L’incontro con Serena Bortone ha rappresentato non solo una presentazione letteraria, ma un momento di dialogo autentico con il pubblico, che ha riconosciuto nel romanzo una storia capace di parlare al presente, intrecciando emozione, memoria e consapevolezza. Una chiusura forte, partecipata e carica di significato per un festival che ha fatto dell’ascolto e del confronto il proprio tratto distintivo.

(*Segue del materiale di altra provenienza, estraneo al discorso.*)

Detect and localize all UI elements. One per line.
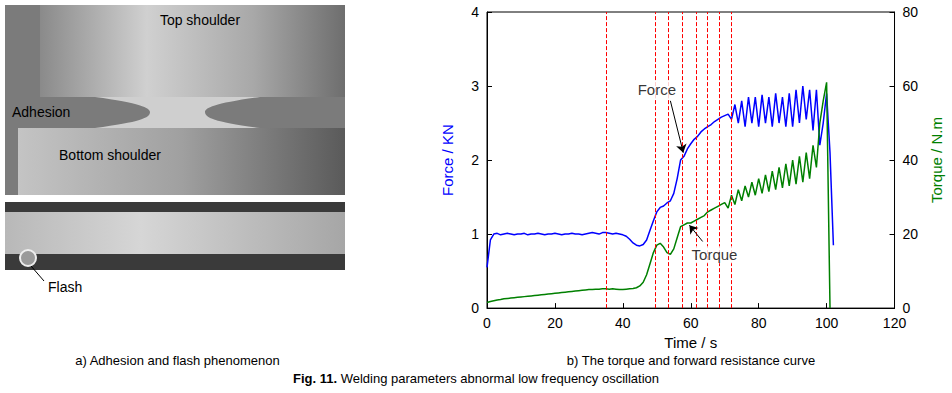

A suggellare la conclusione dell’edizione 2025, alle ore 17:00, il reading tratto dallo scritto di Victoria Amelina, Guardando le donne guardare la guerra, con l’interpretazione di Giuliano Pornasio e Vittorio Pitzalis. Un momento di grande intensità civile che ha idealmente ampliato lo sguardo dal racconto generazionale alla testimonianza collettiva, ribadendo il valore della parola come strumento di memoria, responsabilità e resistenza.

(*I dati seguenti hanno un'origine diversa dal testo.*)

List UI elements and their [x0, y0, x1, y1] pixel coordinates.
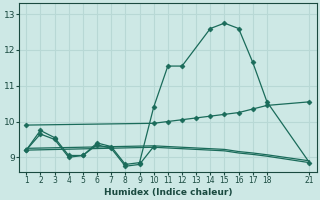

Due mesi di eventi e di grandi autori. Nel corso dei due mesi di programmazione, Marmillibri 2025 si è confermato come uno dei principali festival letterari diffusi della Sardegna, capace di attraversare i Comuni della Marmilla costruendo un grande evento unitario, fatto di tappe diverse ma legate da una visione comune. Il festival ha coinvolto biblioteche, piazze, musei e luoghi identitari del territorio, ospitando autori e voci di rilievo nazionale e regionale come Gad Lerner, Giuseppe Corongiu, Alessandro De Roma, Antonio Boggio, Cristina Caboni, Giacomo Mameli, Pier Luigi Pulixi, Paolo Pinna Parpaglia, Giampaolo Cassita, Francesca Spanu, Mauro Pusceddu, Giacomo Pisano, Ilario Carta, Claudia Mandas, Giorgio La Spisa, Daniele Serra, Andrea Fulgheri, fino alla serata conclusiva con Serena Bortone. Un programma articolato che ha intrecciato narrativa, giornalismo, saggistica e reading, affrontando temi centrali del nostro tempo — identità, memoria, linguaggio, impegno civile, trasformazioni sociali — e rafforzando il ruolo di Marmillibri come spazio di dialogo culturale diffuso, capace di unire comunità, territori e generazioni attraverso la forza delle storie e della parola condivisa.

Marmillibri è un evento promosso dall’Unione dei Comuni della Marmilla, con il sostegno della Regione Autonoma della Sardegna – Assessorato della Pubblica Istruzione, Beni Culturali, Informazione, Spettacolo e Sport, in collaborazione con la Fondazione Altopiano della Giara, la Fondazione Villanovafranca e con l’organizzazione dell’Associazione Enti Locali per le Attività Culturali e di Spettacolo. La direzione artistica è curata da Giovanni Follesa.